Thought I'd add a rather late voice of support to the apparent consensus that Woody Allen's most recent film, Vicky Christina Barcelona, is a significant return to form and a rather good film. I watched it on the flight over to Boston and really enjoyed it, all the more because it seemed to have very little of the clunkiness of his 'British' films, and because, although the film's setting in Spain is hardly essential to the plot, it makes for some beautiful shots and ingenious casting - particularly Javier Bardem and Penolope Cruz, who give magnificent performances.

The film, like most of Allen's oeuvre, is concerned with the transitory, illusory - and yet essential - nature of love and relationships. Vicky and Christina, played by Rebecca Hall and Scarlett Johannson respectively, spend a summer in Spain and fall under the spell of Bardem, who is a magnetic, fascinating artist painted initially as a womaniser but later sketched out into an appealing, sophisticated character. Christina, fascinated by Bardem and determined not to restricted by bourgeois or conventional expectations, embarks upon an impulsive but successful relationship with her lover and, later, his ex-wife, played with careering, reckless glee by Penelope Cruz. (Johannson, disappointingly, is below-par throughout).
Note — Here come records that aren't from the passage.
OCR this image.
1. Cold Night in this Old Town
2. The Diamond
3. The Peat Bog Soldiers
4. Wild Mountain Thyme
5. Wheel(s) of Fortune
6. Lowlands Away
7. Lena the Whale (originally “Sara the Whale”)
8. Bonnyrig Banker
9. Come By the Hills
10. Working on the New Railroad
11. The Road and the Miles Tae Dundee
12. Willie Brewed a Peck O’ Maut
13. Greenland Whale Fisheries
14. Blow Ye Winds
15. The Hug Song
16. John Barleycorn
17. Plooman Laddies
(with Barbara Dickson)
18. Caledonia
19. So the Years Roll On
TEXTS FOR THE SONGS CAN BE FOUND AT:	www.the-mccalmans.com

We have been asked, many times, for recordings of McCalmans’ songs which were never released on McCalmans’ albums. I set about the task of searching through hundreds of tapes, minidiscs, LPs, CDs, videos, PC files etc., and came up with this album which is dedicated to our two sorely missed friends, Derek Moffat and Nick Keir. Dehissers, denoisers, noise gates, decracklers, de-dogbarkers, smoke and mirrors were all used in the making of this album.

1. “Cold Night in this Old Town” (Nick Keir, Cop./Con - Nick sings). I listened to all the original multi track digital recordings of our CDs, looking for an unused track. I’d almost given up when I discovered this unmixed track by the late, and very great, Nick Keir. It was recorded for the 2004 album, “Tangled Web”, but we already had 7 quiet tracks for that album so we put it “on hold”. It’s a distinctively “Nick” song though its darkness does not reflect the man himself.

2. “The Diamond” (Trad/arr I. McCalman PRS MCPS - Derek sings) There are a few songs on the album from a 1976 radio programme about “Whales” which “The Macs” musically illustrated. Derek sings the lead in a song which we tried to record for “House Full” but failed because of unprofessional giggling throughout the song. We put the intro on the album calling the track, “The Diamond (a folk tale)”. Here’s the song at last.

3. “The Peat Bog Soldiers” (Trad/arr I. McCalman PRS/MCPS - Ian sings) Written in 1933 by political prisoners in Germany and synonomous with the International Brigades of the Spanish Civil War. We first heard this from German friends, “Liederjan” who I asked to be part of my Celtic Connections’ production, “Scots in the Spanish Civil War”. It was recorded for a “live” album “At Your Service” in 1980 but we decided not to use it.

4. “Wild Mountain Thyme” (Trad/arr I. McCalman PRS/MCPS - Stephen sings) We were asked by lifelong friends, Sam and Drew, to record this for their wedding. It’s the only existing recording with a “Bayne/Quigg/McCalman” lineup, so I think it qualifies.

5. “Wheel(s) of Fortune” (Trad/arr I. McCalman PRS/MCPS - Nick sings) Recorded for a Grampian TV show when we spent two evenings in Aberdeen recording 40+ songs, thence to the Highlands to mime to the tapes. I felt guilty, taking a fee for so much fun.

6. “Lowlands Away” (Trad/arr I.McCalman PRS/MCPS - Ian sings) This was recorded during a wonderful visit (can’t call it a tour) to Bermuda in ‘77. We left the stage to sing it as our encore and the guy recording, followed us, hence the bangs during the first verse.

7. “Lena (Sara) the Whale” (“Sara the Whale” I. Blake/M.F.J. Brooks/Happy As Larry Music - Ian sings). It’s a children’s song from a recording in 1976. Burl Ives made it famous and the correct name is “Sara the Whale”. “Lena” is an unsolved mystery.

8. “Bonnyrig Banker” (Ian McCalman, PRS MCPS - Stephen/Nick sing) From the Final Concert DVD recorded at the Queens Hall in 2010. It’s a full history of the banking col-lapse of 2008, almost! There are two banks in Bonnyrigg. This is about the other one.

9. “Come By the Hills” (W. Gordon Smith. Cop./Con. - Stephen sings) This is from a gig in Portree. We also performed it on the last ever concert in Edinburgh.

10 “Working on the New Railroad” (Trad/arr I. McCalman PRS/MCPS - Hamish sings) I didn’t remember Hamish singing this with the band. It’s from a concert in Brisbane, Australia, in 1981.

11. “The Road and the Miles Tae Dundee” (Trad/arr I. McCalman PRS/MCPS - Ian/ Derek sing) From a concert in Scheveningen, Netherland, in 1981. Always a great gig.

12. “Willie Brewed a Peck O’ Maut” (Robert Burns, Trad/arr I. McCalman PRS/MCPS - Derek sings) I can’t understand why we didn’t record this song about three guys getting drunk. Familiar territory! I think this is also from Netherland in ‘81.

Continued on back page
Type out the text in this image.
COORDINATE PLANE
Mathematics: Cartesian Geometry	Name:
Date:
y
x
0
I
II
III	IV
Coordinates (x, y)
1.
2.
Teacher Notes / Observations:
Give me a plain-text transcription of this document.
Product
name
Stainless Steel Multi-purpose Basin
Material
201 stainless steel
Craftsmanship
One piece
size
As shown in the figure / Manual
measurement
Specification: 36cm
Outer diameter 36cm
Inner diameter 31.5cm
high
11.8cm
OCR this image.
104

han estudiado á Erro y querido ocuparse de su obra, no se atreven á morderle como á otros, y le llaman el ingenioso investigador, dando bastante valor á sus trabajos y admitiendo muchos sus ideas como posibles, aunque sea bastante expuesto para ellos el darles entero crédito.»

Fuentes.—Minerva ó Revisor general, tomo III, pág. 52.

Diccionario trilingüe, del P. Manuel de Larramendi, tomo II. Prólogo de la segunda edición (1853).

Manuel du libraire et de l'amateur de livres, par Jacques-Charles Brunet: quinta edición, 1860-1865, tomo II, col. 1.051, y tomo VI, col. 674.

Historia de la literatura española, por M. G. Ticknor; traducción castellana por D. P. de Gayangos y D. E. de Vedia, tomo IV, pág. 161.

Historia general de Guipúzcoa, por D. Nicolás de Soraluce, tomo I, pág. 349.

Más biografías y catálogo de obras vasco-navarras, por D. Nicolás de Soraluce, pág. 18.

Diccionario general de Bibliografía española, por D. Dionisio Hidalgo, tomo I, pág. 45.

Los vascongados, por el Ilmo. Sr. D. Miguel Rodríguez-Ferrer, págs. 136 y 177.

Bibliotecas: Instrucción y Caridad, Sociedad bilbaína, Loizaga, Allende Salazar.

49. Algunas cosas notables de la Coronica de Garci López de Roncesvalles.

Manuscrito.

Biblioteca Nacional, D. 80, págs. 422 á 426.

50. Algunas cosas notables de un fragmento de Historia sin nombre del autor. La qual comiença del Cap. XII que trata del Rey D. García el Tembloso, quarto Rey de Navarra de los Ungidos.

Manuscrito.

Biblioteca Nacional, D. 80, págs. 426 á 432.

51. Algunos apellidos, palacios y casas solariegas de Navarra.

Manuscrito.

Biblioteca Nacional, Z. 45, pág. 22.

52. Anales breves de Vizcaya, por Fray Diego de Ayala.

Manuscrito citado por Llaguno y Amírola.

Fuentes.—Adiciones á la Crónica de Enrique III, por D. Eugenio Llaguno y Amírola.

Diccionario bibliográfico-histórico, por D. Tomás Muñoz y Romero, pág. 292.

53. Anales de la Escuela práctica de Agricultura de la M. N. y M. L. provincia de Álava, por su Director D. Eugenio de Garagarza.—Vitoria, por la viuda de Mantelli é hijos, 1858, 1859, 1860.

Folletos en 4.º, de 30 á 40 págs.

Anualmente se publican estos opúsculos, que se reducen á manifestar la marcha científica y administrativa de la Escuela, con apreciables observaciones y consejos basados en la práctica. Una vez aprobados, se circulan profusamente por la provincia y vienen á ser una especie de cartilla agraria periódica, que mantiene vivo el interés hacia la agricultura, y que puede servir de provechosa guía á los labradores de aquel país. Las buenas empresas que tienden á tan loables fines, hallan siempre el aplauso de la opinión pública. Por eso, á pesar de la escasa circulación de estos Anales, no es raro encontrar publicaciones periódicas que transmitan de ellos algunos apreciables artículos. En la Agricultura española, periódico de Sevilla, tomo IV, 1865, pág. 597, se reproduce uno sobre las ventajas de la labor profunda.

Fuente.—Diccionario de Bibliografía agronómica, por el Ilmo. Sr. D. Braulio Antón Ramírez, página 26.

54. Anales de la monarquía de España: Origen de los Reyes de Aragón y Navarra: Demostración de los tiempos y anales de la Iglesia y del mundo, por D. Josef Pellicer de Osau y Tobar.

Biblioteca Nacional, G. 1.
Vicky, by contract - whose fascination with Bardem is tempered by her desire for a conventional marriage - is the real emotional centre of the film. For all the plaudits Cruz and Bardem have earned for their performances, it is Rebecca Hall's beautiful, precise portrayal of Vicky's cautious, agonised involvement which resonates. And which proves that Woody Allen is still capable of writing proper, grown up parts, and funny, worthwhile films.

Of course VCB is not up with his best, but it was the first one of his films I've seen in many years which left me feeling fully satisfied. Really hope it's a good omen for his future projects.